Iba1 was detected within the detached retina but only rarely in the epiretinal membrane. Past studies have shown that damage to the retina, such as a retinal detachment, can activate microglia, and because Iba1 expression is increased in activated microglia,
35,36 these Iba1-positive cells are most likely activated microglia. Immune cells, specifically macrophages, have been detected in epiretinal membranes from early stage PVR patients,
37 and therefore, it is not surprising that some Iba1-positive cells were detected within epiretinal membranes in this model. Taken together, our data obtained using GFP+ RPE cells and cell type-specific markers demonstrated that epiretinal membranes in this PVR model contain four of the five major cell types found in epiretinal membranes from human PVR patients. Three of these cell types are RPE-derived (RPE, fibroblasts, and myofibroblasts) and constitute the major contractile elements that result in localized retinal detachments in vivo. Very few host immune cells are present, and the absence of GFAP+ glial cells contrasts with past studies that have demonstrated the presence of such cells.

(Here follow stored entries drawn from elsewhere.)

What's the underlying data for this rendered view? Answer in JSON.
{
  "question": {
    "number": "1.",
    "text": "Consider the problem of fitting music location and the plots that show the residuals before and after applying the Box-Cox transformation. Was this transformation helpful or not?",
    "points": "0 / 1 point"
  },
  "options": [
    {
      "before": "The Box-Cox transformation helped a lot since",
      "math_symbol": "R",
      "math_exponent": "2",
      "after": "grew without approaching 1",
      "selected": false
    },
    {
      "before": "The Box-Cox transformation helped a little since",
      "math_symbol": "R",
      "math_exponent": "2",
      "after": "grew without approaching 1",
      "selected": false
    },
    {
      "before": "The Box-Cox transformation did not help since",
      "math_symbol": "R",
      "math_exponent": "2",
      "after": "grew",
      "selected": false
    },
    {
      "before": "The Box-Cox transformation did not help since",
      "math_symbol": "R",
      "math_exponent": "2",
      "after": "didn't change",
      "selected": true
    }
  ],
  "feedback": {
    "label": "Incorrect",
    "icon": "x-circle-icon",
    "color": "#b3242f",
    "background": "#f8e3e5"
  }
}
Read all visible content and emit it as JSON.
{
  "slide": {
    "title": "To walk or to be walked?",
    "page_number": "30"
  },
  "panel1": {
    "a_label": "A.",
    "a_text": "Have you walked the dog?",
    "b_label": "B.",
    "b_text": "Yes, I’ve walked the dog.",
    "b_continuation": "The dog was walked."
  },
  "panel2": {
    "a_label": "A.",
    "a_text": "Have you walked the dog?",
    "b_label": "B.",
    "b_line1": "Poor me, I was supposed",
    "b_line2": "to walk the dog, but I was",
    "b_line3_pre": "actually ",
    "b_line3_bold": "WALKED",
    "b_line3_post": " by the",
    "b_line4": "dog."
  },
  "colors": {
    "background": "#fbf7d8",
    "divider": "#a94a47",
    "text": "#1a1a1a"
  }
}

38,39 The absence of a retinal break, which could allow migration of astrocytes/Muller cells into the vitreous cavity and onto the surface of the retina, and the short period of time for PVR development (14 days) in our model could explain the absence of glial cell contribution. Regardless, our results demonstrate that injection of RPE cells into the vitreous cavity can produce contractile cellular epiretinal membranes without astrocyte/Muller cell contribution. Furthermore, contraction of these membranes can lead to traction retinal detachments analogous to that observed in the early phases of human PVR. It will be interesting to know the specificity of RPE cells in inducing PVR, and future studies will examine whether other cell types, such as glial cells and/or macrophages, can replace or augment the PVR effect of RPE cells in the swine model.
In summary, we have created a new animal model of PVR by using the swine, a large animal that has an ocular structure similar to that in humans. The model was created by the intravitreal injection of RPE cells, and our use of GFP+ RPE cells allowed us to trace the contribution of these cells to the epiretinal membranes responsible for PVR. We demonstrated that fibroblastic and myofibroblastic phenotypes can be derived from RPE cells and that they can form a contractile cellular membrane that results in localized, traction retinal detachments. This model may aid in understanding the pathophysiology of PVR, as well as provide a tool to test new therapeutic strategies to prevent the development of PVR in man.